China lleva adelante la construcción de una autopista en la provincia de Guizhou, al suroeste del país, que requirió partir una montaña en dos. La obra, parte de la autopista Liuzhi-Anlong, de 152 kilómetros, utiliza explosivos para abrir un corredor de cuatro carriles entre dos paredones verticales de hasta 200 metros de altura.
En lugar de perforar la montaña con túneles, los ingenieros evaluaron la estructura geológica y optaron por demoler la cresta de piedra maciza. Las detonaciones fueron planificadas durante varios meses e incluyeron estudios de factibilidad, perforaciones, demoliciones diarias y la posterior estabilización de los muros con mallas metálicas. La decisión buscó ahorrar tiempo de construcción y facilitar el mantenimiento a largo plazo.

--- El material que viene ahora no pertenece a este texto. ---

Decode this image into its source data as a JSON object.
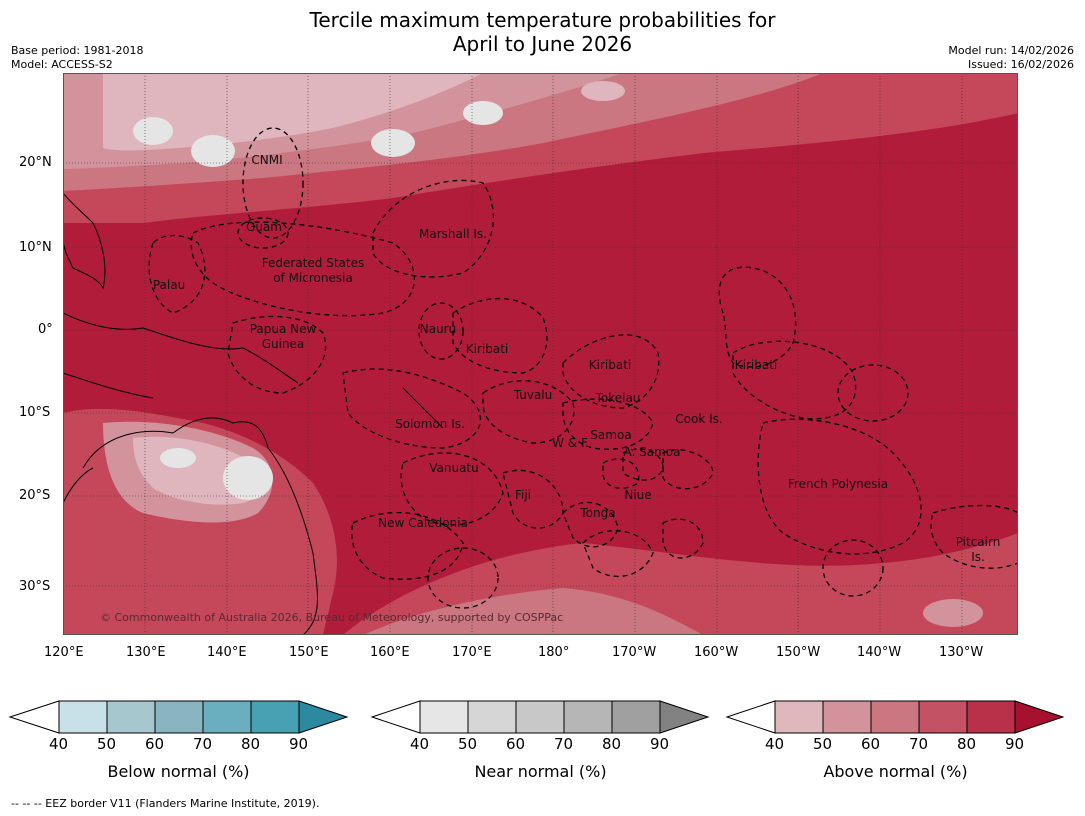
{
  "title_line1": "Tercile maximum temperature probabilities for",
  "title_line2": "April to June 2026",
  "meta_left": [
    "Base period: 1981-2018",
    "Model: ACCESS-S2"
  ],
  "meta_right": [
    "Model run: 14/02/2026",
    "Issued: 16/02/2026"
  ],
  "map": {
    "lat_labels": [
      "20°N",
      "10°N",
      "0°",
      "10°S",
      "20°S",
      "30°S"
    ],
    "lon_labels": [
      "120°E",
      "130°E",
      "140°E",
      "150°E",
      "160°E",
      "170°E",
      "180°",
      "170°W",
      "160°W",
      "150°W",
      "140°W",
      "130°W"
    ],
    "regions": [
      "CNMI",
      "Guam",
      "Marshall Is.",
      "Palau",
      "Federated States",
      "of Micronesia",
      "Papua New",
      "Guinea",
      "Nauru",
      "Kiribati",
      "Kiribati",
      "Kiribati",
      "Tuvalu",
      "Tokelau",
      "Cook Is.",
      "Solomon Is.",
      "W & F",
      "Samoa",
      "A. Samoa",
      "Vanuatu",
      "Fiji",
      "Niue",
      "French Polynesia",
      "Tonga",
      "New Caledonia",
      "Pitcairn",
      "Is."
    ],
    "copyright": "© Commonwealth of Australia 2026, Bureau of Meteorology, supported by COSPPac",
    "colors": {
      "above_dominant": "#b01c3a",
      "ocean_mid": "#c4485a",
      "light": "#dfb6bd",
      "land_neutral": "#e5e5e5"
    }
  },
  "colorbars": [
    {
      "label": "Below normal (%)",
      "ticks": [
        "40",
        "50",
        "60",
        "70",
        "80",
        "90"
      ],
      "colors": [
        "#ffffff",
        "#c8e1e8",
        "#a7c7ce",
        "#89b5c0",
        "#6aafbf",
        "#47a1b3",
        "#2b8aa0"
      ]
    },
    {
      "label": "Near normal (%)",
      "ticks": [
        "40",
        "50",
        "60",
        "70",
        "80",
        "90"
      ],
      "colors": [
        "#ffffff",
        "#e6e6e6",
        "#d6d6d6",
        "#c8c8c8",
        "#b6b6b6",
        "#a0a0a0",
        "#828282"
      ]
    },
    {
      "label": "Above normal (%)",
      "ticks": [
        "40",
        "50",
        "60",
        "70",
        "80",
        "90"
      ],
      "colors": [
        "#ffffff",
        "#dfb8be",
        "#d3939c",
        "#ca7781",
        "#c25264",
        "#b93149",
        "#a8102f"
      ]
    }
  ],
  "footnote": "--  --  -- EEZ border V11 (Flanders Marine Institute, 2019)."
}
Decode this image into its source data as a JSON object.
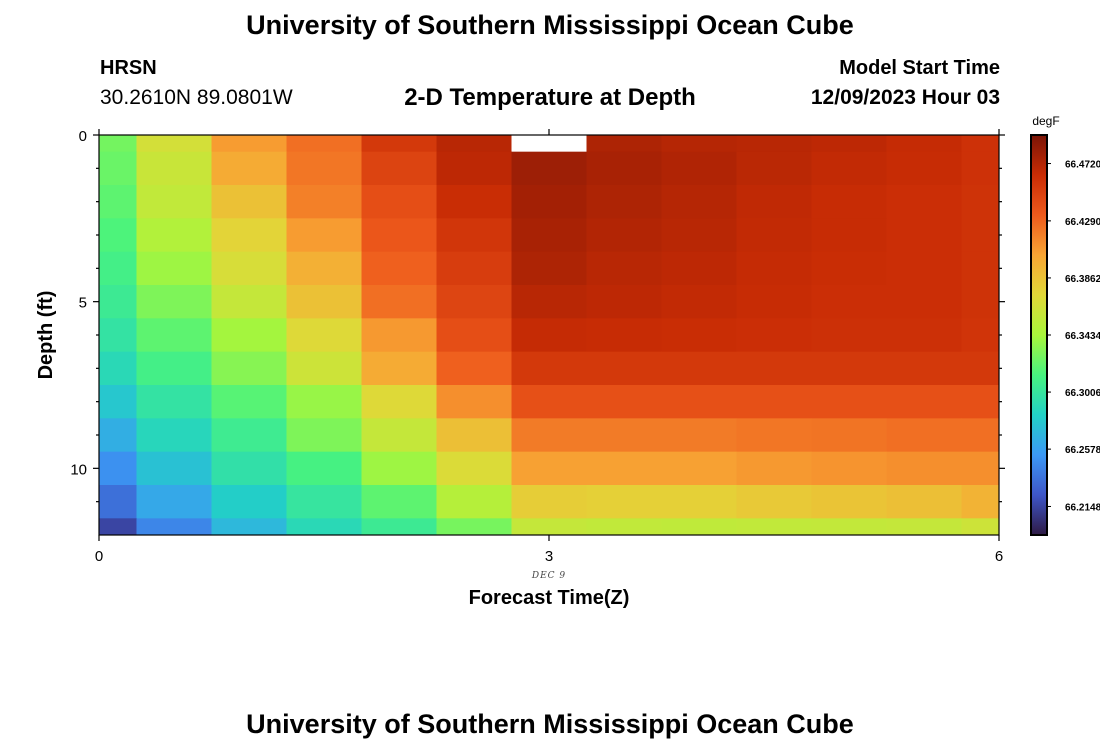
{
  "page": {
    "title": "University of Southern Mississippi Ocean Cube",
    "station_name": "HRSN",
    "station_coords": "30.2610N  89.0801W",
    "plot_title": "2-D Temperature at Depth",
    "model_label": "Model Start Time",
    "model_time": "12/09/2023 Hour 03",
    "bottom_title": "University of Southern Mississippi Ocean Cube"
  },
  "chart_data": {
    "type": "heatmap",
    "title": "2-D Temperature at Depth",
    "xlabel": "Forecast Time(Z)",
    "ylabel": "Depth (ft)",
    "x_sublabel": "DEC 9",
    "xlim": [
      0,
      6
    ],
    "ylim": [
      0,
      12
    ],
    "y_inverted": true,
    "x_ticks": [
      0,
      3,
      6
    ],
    "x_tick_labels": [
      "0",
      "3",
      "6"
    ],
    "y_ticks": [
      0,
      5,
      10
    ],
    "y_tick_labels": [
      "0",
      "5",
      "10"
    ],
    "colorbar": {
      "unit": "degF",
      "min": 66.1934,
      "max": 66.4934,
      "tick_values": [
        66.472,
        66.429,
        66.3862,
        66.3434,
        66.3006,
        66.2578,
        66.2148
      ],
      "tick_labels": [
        "66.4720",
        "66.4290",
        "66.3862",
        "66.3434",
        "66.3006",
        "66.2578",
        "66.2148"
      ],
      "colors": [
        "#2e1a44",
        "#3e56c8",
        "#3c98f5",
        "#22d1c6",
        "#48f37f",
        "#a9f53b",
        "#e1d838",
        "#f8a534",
        "#ee5a1c",
        "#c92c05",
        "#7a1406"
      ]
    },
    "x_edges": [
      0,
      0.25,
      0.75,
      1.25,
      1.75,
      2.25,
      2.75,
      3.25,
      3.75,
      4.25,
      4.75,
      5.25,
      5.75,
      6
    ],
    "y_edges": [
      0,
      0.5,
      1.5,
      2.5,
      3.5,
      4.5,
      5.5,
      6.5,
      7.5,
      8.5,
      9.5,
      10.5,
      11.5,
      12
    ],
    "values": [
      [
        66.327,
        66.366,
        66.407,
        66.425,
        66.455,
        66.47,
        null,
        66.474,
        66.471,
        66.47,
        66.468,
        66.465,
        66.46
      ],
      [
        66.324,
        66.36,
        66.4,
        66.422,
        66.448,
        66.468,
        66.48,
        66.476,
        66.473,
        66.469,
        66.466,
        66.464,
        66.46
      ],
      [
        66.32,
        66.356,
        66.387,
        66.418,
        66.441,
        66.463,
        66.478,
        66.474,
        66.471,
        66.467,
        66.464,
        66.462,
        66.459
      ],
      [
        66.315,
        66.348,
        66.376,
        66.407,
        66.436,
        66.457,
        66.476,
        66.472,
        66.47,
        66.466,
        66.464,
        66.462,
        66.459
      ],
      [
        66.31,
        66.34,
        66.368,
        66.397,
        66.431,
        66.452,
        66.474,
        66.47,
        66.468,
        66.465,
        66.463,
        66.462,
        66.459
      ],
      [
        66.305,
        66.33,
        66.358,
        66.387,
        66.425,
        66.447,
        66.47,
        66.468,
        66.466,
        66.464,
        66.462,
        66.462,
        66.459
      ],
      [
        66.298,
        66.32,
        66.342,
        66.372,
        66.408,
        66.441,
        66.465,
        66.464,
        66.463,
        66.462,
        66.461,
        66.461,
        66.458
      ],
      [
        66.29,
        66.31,
        66.333,
        66.362,
        66.4,
        66.431,
        66.455,
        66.455,
        66.455,
        66.455,
        66.455,
        66.455,
        66.455
      ],
      [
        66.278,
        66.298,
        66.318,
        66.338,
        66.372,
        66.412,
        66.44,
        66.44,
        66.44,
        66.44,
        66.44,
        66.44,
        66.44
      ],
      [
        66.265,
        66.288,
        66.306,
        66.33,
        66.358,
        66.388,
        66.42,
        66.42,
        66.42,
        66.422,
        66.423,
        66.425,
        66.425
      ],
      [
        66.25,
        66.275,
        66.296,
        66.312,
        66.34,
        66.37,
        66.405,
        66.405,
        66.405,
        66.408,
        66.41,
        66.412,
        66.412
      ],
      [
        66.235,
        66.262,
        66.282,
        66.3,
        66.32,
        66.35,
        66.38,
        66.378,
        66.378,
        66.382,
        66.385,
        66.388,
        66.395
      ],
      [
        66.215,
        66.245,
        66.27,
        66.29,
        66.305,
        66.328,
        66.358,
        66.356,
        66.355,
        66.356,
        66.357,
        66.358,
        66.362
      ]
    ]
  }
}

La autopista conectará zonas remotas con la red nacional de trenes de alta velocidad y rutas. El punto más impactante del trazado es el acceso al Puente del Gran Cañón de Huajiang, aún en construcción, que será el más alto del mundo con más de 600 metros desde la calzada hasta el fondo del valle.
China utiliza la infraestructura como herramienta de desarrollo económico e integración territorial. La monumentalidad de la obra tiene un doble propósito: mostrar progreso a los ciudadanos chinos y demostrar capacidad técnica al mundo. Las imágenes del nuevo paso, tomadas con drones, fueron difundidas por canales oficiales como el Diario del Pueblo, Xinhua y el Ministerio de Asuntos Exteriores.
La práctica de abrir montañas no es nueva. En Noruega se usó durante décadas para construir rutas, combinando cortes abiertos con túneles. En Estados Unidos hay ejemplos similares en zonas rocosas. Sin embargo, China lo hace con un enfoque estratégico que busca redefinir la imagen de un país moderno.
Grupos ambientalistas advirtieron sobre el impacto ecológico de estas intervenciones, especialmente en zonas montañosas kársticas de gran biodiversidad. Señalan riesgos como la fragmentación de hábitats, la alteración de migraciones animales y la erosión. Hasta el momento, no se informaron medidas de mitigación o compensación ambiental, aunque las autoridades aseguraron que se realizaron los estudios correspondientes.
El proyecto avanza y se espera que esté terminado antes de fin de año. Reducirá el tiempo de viaje en la región de tres horas a 90 minutos.